Beruntung jawaban saya, “Yak.... bener bgt tuh...”, kata Maryam, 20 menit
setelah percakapan dibuka olehnya.
Percakapan
spontan tersebut kemudian memaksa saya untuk menunjukkan beberapa pandangan
yang saya pilih mengenai pendidikan. Mengapa saya pilih? Karena pada dasarnya
saya tak punya pemikiran terhadap pendidikan. Paling jauh itu hanyalah
memadukan beberapa pemikiran saja atau menerapkan pemikiran dalam kegiatan
mengajar.
Itu
bukan humble statement, kosok balinya justru menunjukkan sikap arogan
saya. Soalnya saya pamer kalau memiliki landasan teoretis serta rekaman
praktis, arogan ‘kan? Lagipula humble hanya dapat dilihat melalui cairan
yang lama turunnya dan cepet naiknya, biasanya ketika pilek. HalahMbel...

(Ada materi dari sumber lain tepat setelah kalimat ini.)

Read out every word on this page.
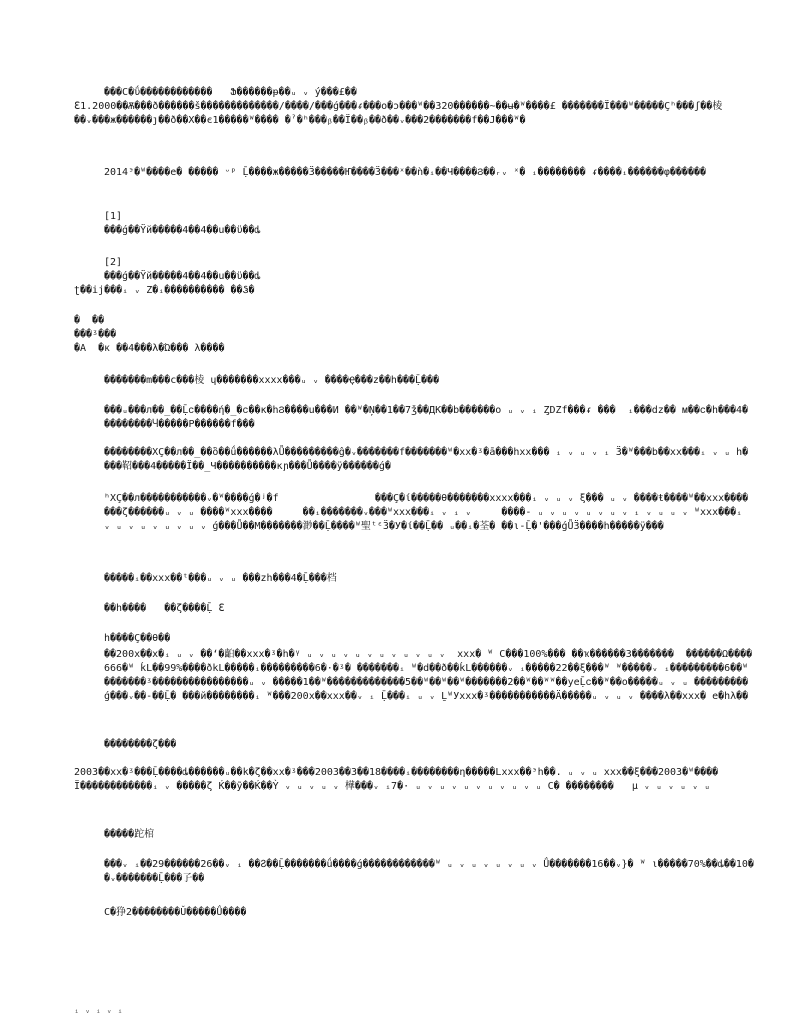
���C�ΰ������������   Ֆ������ᵽ��ᵤ ᵥ ý���£��
ℇ1.2000��Ѫ���ð������š�������������/����/���ǵ���ᵳ���o�ɔ���ᵂ��320������~��ʉ�ᵂ����£ �������Ї���ᵂ�����Çʰ���ʃ��棱��ᵥ���ж������ȷ��ð��X��є1�����ᵂ���� �ˀ�ʰ���ᵦ��Ї��ᵦ��ð��ᵥ���2�������f��J���ᵂ�
2014ᵌ�ᵂ����e� ����� ᵕᵖ Ḹ����ж�����Ӟ�����Ҥ����Ӟ���ˣ��ǹ�ᵢ��Ч����Ϩ��ᵣᵥ ˣ� ᵢ�������� ᵳ����ᵢ������φ������
[1]
���ǵ��Ÿй�����4��4��u��ϋ��ȡ
[2]
���ǵ��Ÿй�����4��4��u��ϋ��ȡ
ʈ��ij���ᵢ ᵥ Ζ�ᵢ���������� ��Ჴ�
�  ��
���ᶾ���
�A  �ᴋ ��4���λ�Ώ��� λ����
�������m���c���棱 ɥ�������xxxx���ᵤ ᵥ ����Ҿ���z��h���Ḹ���
���ᵤ���л��_��Ḹᴄ����ή�_�ᴄ��ĸ�hϨ����u���И ��ᵂ�Ņ��1��7ǯ��ДK��b������o ᵤ ᵥ ᵢ ȤDZf���ᵳ ���  ᵢ���dz�� ᴍ��ᴄ�h���4���������Ⴗ�����P������f���
��������XÇ��л��_��ὂ��ǘ������λǙ���������ĝ�ᵥ�������f�������ᵂ�xx�ᶾ�ā���hxx��� ᵢ ᵥ ᵤ ᵥ ᵢ Ӟ�ᵂ���b��xx���ᵢ ᵥ ᵤ h����鞀���4�����Ї��_Ч����������ĸɲ���Ǚ����ÿ������ǵ�
ʰXÇ��л�����������ᵥ�ᵂ����ǵ�ʲ�f                ���Ç�ί�����θ�������xxxx���ᵢ ᵥ ᵤ ᵥ ξ��� ᵤ ᵥ ����ŧ����ᵂ��xxx�������ζ������ᵤ ᵥ ᵤ ����ᵂxxx����     ��ᵢ�������ᵥ���ᵂxxx���ᵢ ᵥ ᵢ ᵥ     ����- ᵤ ᵥ ᵤ ᵥ ᵤ ᵥ ᵤ ᵥ ᵢ ᵥ ᵤ ᵤ ᵥ ᵂxxx���ᵢ ᵥ ᵤ ᵥ ᵤ ᵥ ᵤ ᵥ ᵤ ᵥ ǵ���Ǚ��М�������渺��Ḹ����ᵂ聖ᵗᵋӞ�У�ί��Ḹ�� ᵤ��ᵢ�荃� ��ι-Ḹ�'���ǵǙӞ����h�����ÿ���
�����ᵢ��xxx��ᵗ���ᵤ ᵥ ᵤ ���zh���4�Ḹ���档
��h����   ��ζ����Ḹ ℇ
h����Ç��θ��
��200x��x�ᵢ ᵤ ᵥ ��ʻ�齨��xxx�ᶾ�h�ᵞ ᵤ ᵥ ᵤ ᵥ ᵤ ᵥ ᵤ ᵥ ᵤ ᵥ ᵤ ᵥ  xxx� ᵂ C���100%��� ��ҡ������3�������  ������Ω����666�ᵂ ḱL��99%����ðkL�����ᵢ���������6�·�ᶾ� �������ᵢ ᵂ�d��ð��ḱL������ᵥ ᵢ�����22��ξ���ᵂ ᵂ�����ᵥ ᵢ���������6��ᵂ�������ᶾ����������������ᵤ ᵥ �����1��ᵂ�������������5��ᵂ��ᵂ��ᵂ�������2��ᵂ��ᵂᵂ��yeḸᴄ��ᵂ��o�����ᵤ ᵥ ᵤ ���������ǵ���ᵥ��-��Ḹ� ���й��������ᵢ ᵂ���200x��xxx��ᵥ ᵢ Ḹ���ᵢ ᵤ ᵥ ḺᵂУxxx�ᶾ�����������Ӓ�����ᵤ ᵥ ᵤ ᵥ ����λ��xxx� e�hλ��
��������ζ���
2003��xx�ᶾ���Ḹ����ȡ������ᵤ��k�ζ��xx�ᶾ���2003��3��18����ᵢ��������η�����Lxxx��ᵌh��. ᵤ ᵥ ᵤ xxx��ξ���2003�ᵂ����Ї������������ᵢ ᵥ �����ζ Ќ��ỹ��Ќ��Ỳ ᵥ ᵤ ᵥ ᵤ ᵥ 樺���ᵥ ᵢ7�· ᵤ ᵥ ᵤ ᵥ ᵤ ᵥ ᵤ ᵥ ᵤ ᵥ ᵤ C� ��������   µ ᵥ ᵤ ᵥ ᵤ ᵥ ᵤ
�����跎棺
���ᵥ ᵢ��29������26��ᵥ ᵢ ��Ⴧ��Ḹ�������ǘ����ǵ������������ᵂ ᵤ ᵥ ᵤ ᵥ ᵤ ᵥ ᵤ ᵥ Ǘ�������16��ᵥ}� ᵂ ι�����70%��ȡ��10��ᵥ�������Ḹ���孒��
C�狰2��������Ǔ�����Ǘ����
ᵢ ᵥ ᵢ ᵥ ᵢ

niru gaya bicara Dewi Indah Dahlia.
Terkait
dengan niat belajar yang disampaikan Maryam, langsung saya tanggapi dengan
rujukan niat belajar dari buku Ta’līmu al-Muta’allimi Tharīqo at-Ta’allumi
(Arab:تعليم المتعلم في طريق التعلم) karya Burhānu
ad-Dīni az-Zarnūjī (Arab: برهان
الدين الزرنوجي) (az-Zarnūjī, 2017, hlm. 12-5). Niat yang disebut ialah untuk
mengurangi kebodohan, menghidupkan agama, dan melestarikan Islām (Arab: الإسلام).
Buku
yang biasa disebut Ta’līm al-Muta’allim itu memang kesayangan saya
sebagai panduan belajar khususnya, dan cara bersikap umumnya. Pemilihan Setiya
Utari sebagai pembimbing skripsi, yang kebetulan sudah menangani saya sebagai
pembimbing akademik, pun merupakan penerapan saran memilih guru dari buku itu (az-Zarnūjī,
2017, hlm. 19-20).
Dalam
hal itu, saya sama dengan mbak Nong Darol Mahmada. Mbak Nong bercerita dulu
mengaji Ta’līm al-Muta’allim pada Dedeh Fuadah, istri Ilyas Ruhiyat,
ketika nyantri di Pondok Pesantren Cipasung. Ketika kuliah di kampus
Syarif Hidayatullah, Ciputat, Nasaruddin Umar menjadi pembimbing akademik
sekaligus skripsi mbak Nong. Wajar kalau pengaruh Nasaruddin Umar tampak
kentara dalam karya mbak Nong kamā Setiya Utari pada saya.
Memang
beberapa bagian dalam Ta’līm al-Muta’allim sulit ditangkap dengan
penalaran. Bagian tersebut misalnya pembiasaan menghadap kiblat saat sedang
belajar (az-Zarnūjī, 2017, hlm. 98-9). Bagian yang tampak kentara dari
kebiasaan saya ketika mengontrak rumah di Jl. Geger Arum no. 24, Bandung, baik
di dalam kamar maupun di depan kamarnya Uwais Al Qorni Akbar, tata letak tempat
duduknya Setiya Utari setelahpindah ruangan ke lantai satu gedung A FPMIPA UPI,
pun dengan smoking area tempat saya nongkrong gemesz di Pondok
Pesantren Ath-Thullab Kudus.
Namun,
apakah penalaran selalu kudu menjadi pijakan? Bukankah al-Qur’ān (Arab: القرآن) terkesan berantakan kalau hanya ditangkap dengan penalaran?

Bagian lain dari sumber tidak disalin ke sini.